Corige: Excluding water 1500 gr/day, 550 kg/yr.
B.

Anonymous said...

@Beppe 2:40 :
"Natural sources are kind of hard to avoid (little choice)…"

That only applies to the first 1-2 mSv/year. However (see above):
"Where I live the dose received from natural sources exceeds 5 mSv a year."

Most high-dose areas are due to radon, and this can be lowered strongly, by appropriate measures (airtight cellar + extra ventilation).

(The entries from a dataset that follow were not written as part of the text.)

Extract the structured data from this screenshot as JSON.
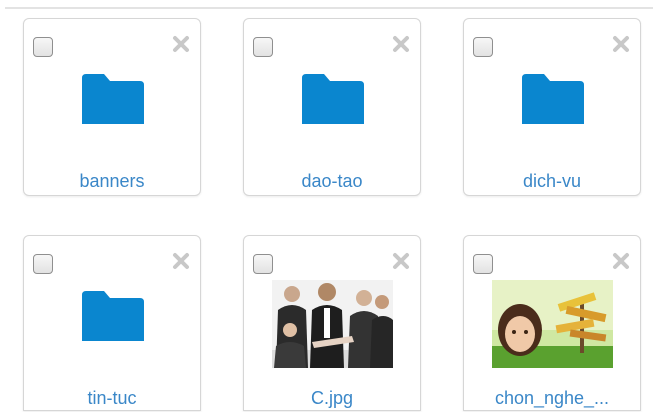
{
  "items": [
    {
      "name": "banners",
      "type": "folder"
    },
    {
      "name": "dao-tao",
      "type": "folder"
    },
    {
      "name": "dich-vu",
      "type": "folder"
    },
    {
      "name": "tin-tuc",
      "type": "folder"
    },
    {
      "name": "C.jpg",
      "type": "image"
    },
    {
      "name": "chon_nghe_...",
      "type": "image"
    }
  ],
  "colors": {
    "folder": "#0a86cf",
    "label": "#3a87c8",
    "close": "#c8c8c8",
    "tile_border": "#d6d6d6"
  },
  "icons": {
    "close": "close-icon",
    "folder": "folder-icon",
    "checkbox": "checkbox"
  }
}
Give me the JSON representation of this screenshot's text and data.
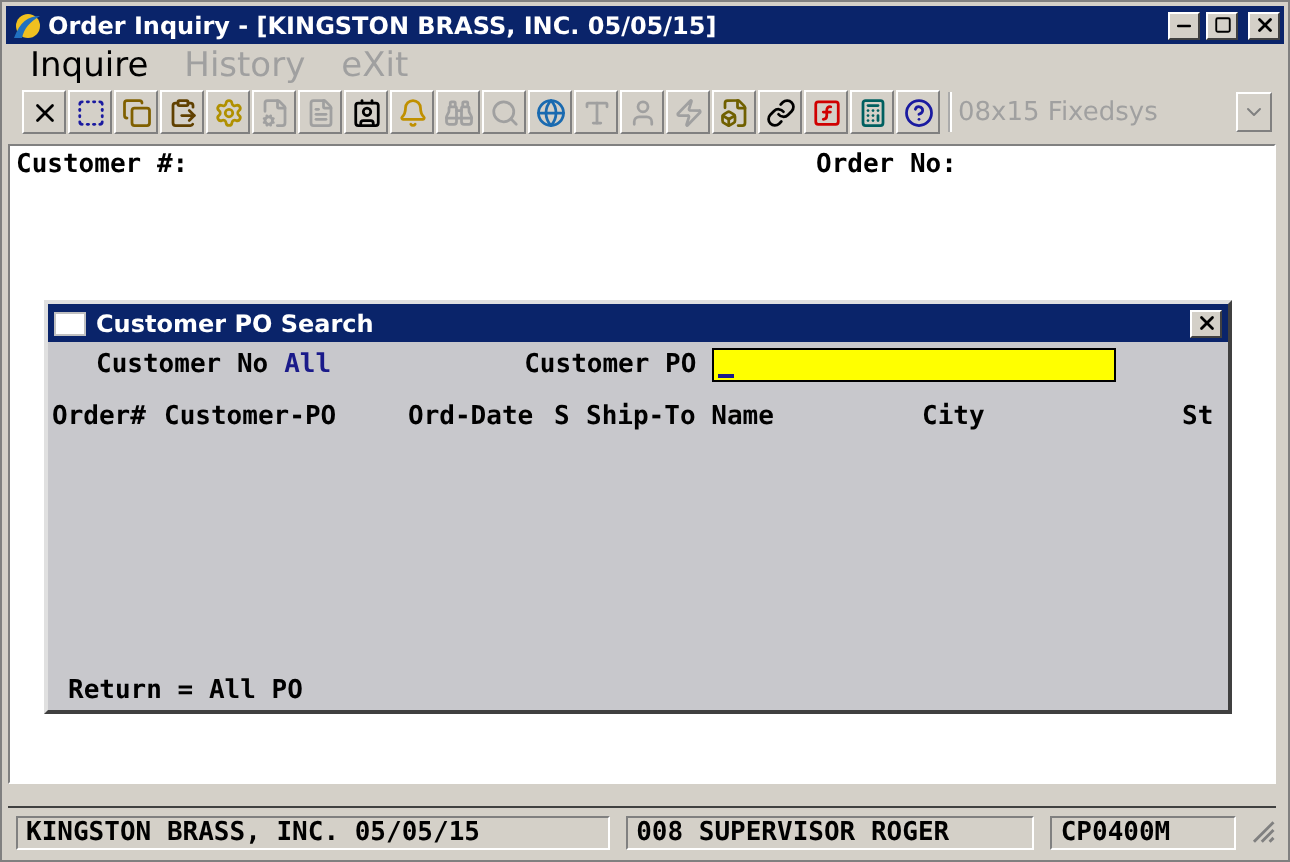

"…and not much linked to profit."
This is directly linked to profit, because radon risk mitigation (just like tsunami and meltdown risk mitigation) costs money to your landlord. So most likely, he simply will not measure radon. Don't ask, don't tell…

Anonymous said...

Yeah, that is exactly why I said "not much directly linked". If you are smart you move to a ventilated basement -- or out of basements. If you believe to banana propaganda, keep sniffing.

Anonymous said...

Long shadow is long.

Anonymous said...

The jam wasn't labeled as Italian, but as processed by an Italian company.
Company's website lists the origin of all the ingredients of its products; organic regulations in Europe call for statemens about origin: "EU agriculture", "Non EU agriculture" or the mix " "EU/Non EU agriculture"; if the origin of all ingredients is national, the company can claim it.
In this case no fraud occurred, as Bulgarian origin was clearly stated.
The company doesn't buy berrys in Bulgaria, but crops them in its own farms. It's normal that a processing company buys ingredients according on contract and in compliance with its standards (suited to its technological needs) or runs its own farm in regions in which the quality of products is fine.
The cocoa used to make Nutella comes from Africa, the palm oil from Asia, sugar probably comes from Poland, where is the propblem, if you don't mislabel the product as Italian? The recipe (and the processing plant) is form Italy even if raw materials come from elsewhere.

Anonymous said...

If there is no problem with radioactive food, then why did I see on the news that some stores in Japan have Geiger counters for people to use before they buy meats?
Our immune system does have to be kept up and, this blog is trying to make people aware! Why are you arguing with him over a jar of spread?
People need to juice organic fruits and veggies a few times a week. MRSA is killing more people now than AID's, (from the A.M.Journal) You drink contaminated tap water? Add them all together and you will have a thyroid disease, heart disease and worms eating holes in your brains. I knew a woman whose baby was sick. The doctor's here in NYC didn't know what was wrong with her. I asked her where she was from. She was from Russia near Chernobyl. I mean really? I had to tell her it was most likely from that? A little bit of this a little bit of that and bang. You got leukemia, or so many other degenerative diseases that can be prevented by knowledge.

Anonymous said...

9:08 AM, I agree with juicing organic fruits and veggies a couple of times a week. It's the secret to rejuvenation and healing.